Around 2019 the ownership of the RNR 'marathon" changed hands and the event (in conjunction with other RNR European races) was considered not viable and the 'marathon' along with the Rock N Roll brand withdrew from the city.  Between 2014 and 2023 two other marathons have flourished in the region - the Chester Marathon and more recently the Manchester Marathon. Both are completely different in profile but both are flourishing and that is now why I can't see a marathon in Liverpool being viable in the current climate.  Chester and Manchester are at both ends of the running calendar (March and October) so the premium time slots for spring and autumn marathons are taken up. With both in close proximity, it is difficult to see how a Liverpool Marathon could currently compete with either.


What would attract runners to Liverpool in sufficient numbers to ensure a marathon was viable? There is no doubt that the city itself is an amazing visitor destination but the timing for a Liverpool Marathon just isn't right in 2023. The city had it's chance to create a first class marathon with an attractive course that was challenging and appealing in equal measure.


The structure of the the 2011/2012 course was deliberate and considered to maximise runner appeal and minimise local disruption which is fundamental to event planning. The course from 2014 wasn't. It caused too much disruption and wasn't appealing enough for runners. Again, as I said earlier, to my mind it was set up to fail and it proved to be the case.  So what is the potential for a future Liverpool Marathon? That's not really for me to decide... but if I was asked again what would I do, then I would revert back to what was in place for the 2011/ 2012 marathon... BECAUSE IT WORKED.  Whether it would work 10 years on I'm not sure... but the template is there.

What would be needed to recreate the Liverpool Marathon is political will from the regional authorities, commercial investment because it is without doubt a huge and costly undertaking and there has to be sufficient interest from the running community.
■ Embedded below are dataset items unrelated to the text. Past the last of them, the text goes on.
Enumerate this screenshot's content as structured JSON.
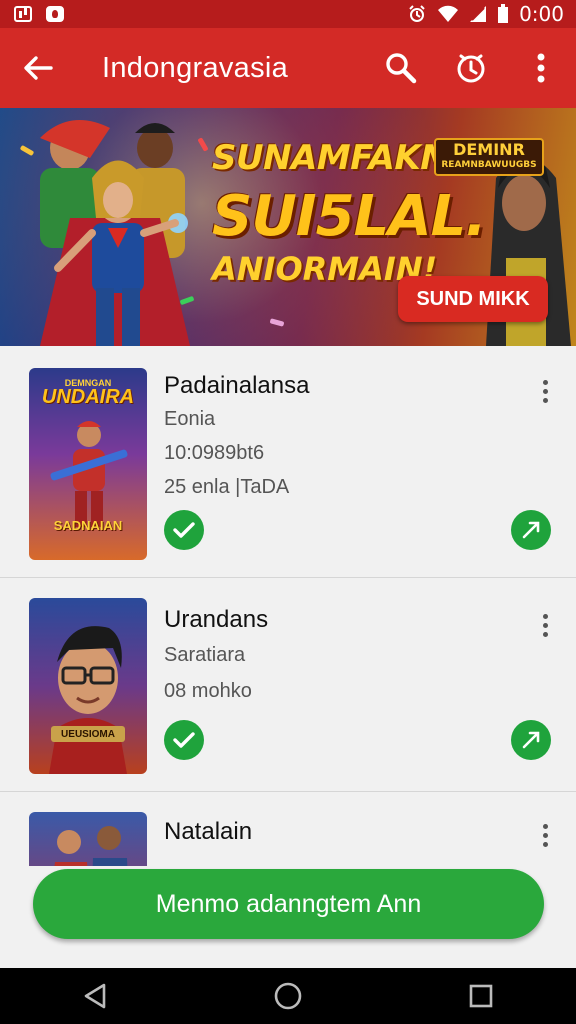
{
  "status_bar": {
    "time": "0:00",
    "icons": [
      "gallery-icon",
      "app-notification-icon",
      "alarm-icon",
      "wifi-icon",
      "signal-icon",
      "battery-icon"
    ]
  },
  "app_bar": {
    "title": "Indongravasia",
    "icons": [
      "back-arrow-icon",
      "search-icon",
      "history-icon",
      "more-vert-icon"
    ]
  },
  "banner": {
    "line1": "SUNAMFAKN !",
    "line2": "SUI5LAL.",
    "line3": "ANIORMAIN!",
    "badge_top": "DEMINR",
    "badge_sub": "REAMNBAWUUGBS",
    "cta": "SUND MIKK"
  },
  "list": {
    "items": [
      {
        "name": "Padainalansa",
        "lines": [
          "Eonia",
          "10:0989bt6",
          "25 enla |TaDA"
        ],
        "thumb_title": "UNDAIRA",
        "thumb_top": "DEMNGAN",
        "thumb_bottom": "SADNAIAN",
        "status": "installed"
      },
      {
        "name": "Urandans",
        "lines": [
          "Saratiara",
          "08 mohko"
        ],
        "thumb_bottom": "UEUSIOMA",
        "status": "installed"
      },
      {
        "name": "Natalain",
        "lines": [],
        "status": "partial"
      }
    ]
  },
  "install_button": {
    "label": "Menmo adanngtem Ann"
  },
  "nav_bar": {
    "icons": [
      "back-triangle-icon",
      "home-circle-icon",
      "recents-square-icon"
    ]
  },
  "colors": {
    "primary": "#d32a26",
    "status_bar": "#b61c1c",
    "accent_green": "#2aa83c",
    "check_green": "#1fa33c"
  }
}
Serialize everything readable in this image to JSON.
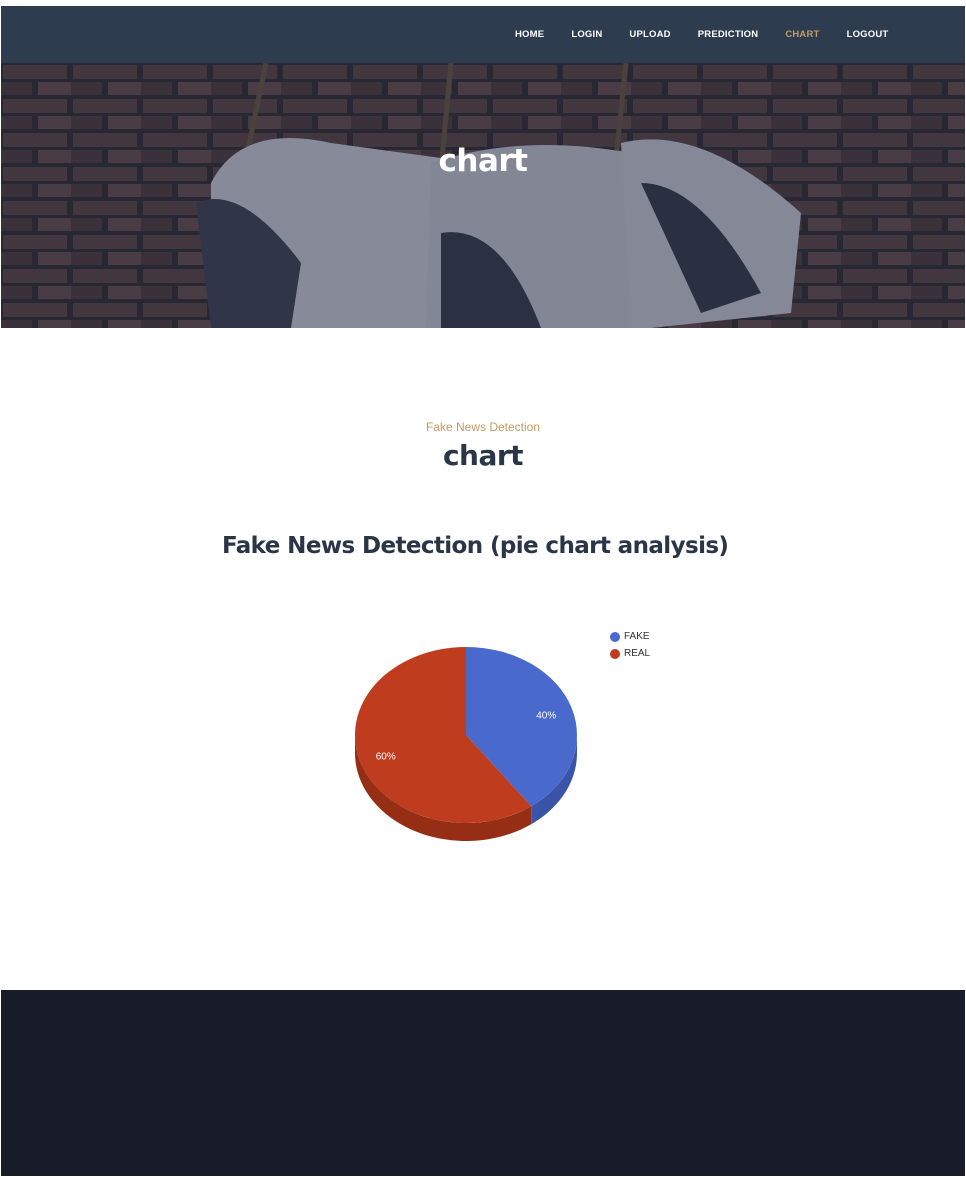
{
  "nav": {
    "items": [
      {
        "label": "HOME",
        "active": false
      },
      {
        "label": "LOGIN",
        "active": false
      },
      {
        "label": "UPLOAD",
        "active": false
      },
      {
        "label": "PREDICTION",
        "active": false
      },
      {
        "label": "CHART",
        "active": true
      },
      {
        "label": "LOGOUT",
        "active": false
      }
    ]
  },
  "hero": {
    "title": "chart"
  },
  "section": {
    "eyebrow": "Fake News Detection",
    "title": "chart"
  },
  "chart_heading": "Fake News Detection (pie chart analysis)",
  "colors": {
    "nav_bg": "#2e3c4f",
    "accent": "#c39a62",
    "heading": "#2a3547",
    "footer_bg": "#181c29",
    "fake": "#4a69cc",
    "real": "#bf3c1e"
  },
  "chart_data": {
    "type": "pie",
    "categories": [
      "FAKE",
      "REAL"
    ],
    "values": [
      40,
      60
    ],
    "data_labels": [
      "40%",
      "60%"
    ],
    "legend_position": "top-right",
    "three_d": true
  }
}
At the moment there are none of those three elements in place and it's difficult to see when those three stars would align.  Once the BTR Running Community Trust is firing on all cylinders it might be the first big project to assess?  So for now, if you ever wonder why there isn't a marathon in our fantastic city then hopefully my little article will will give you a bit more of an insight.  My parting shot would be... never say never...


All the best and thank you for taking the time to read this if you got this far!

Alan Rothwell

BTR Liverpool (and huge fan of the marathon).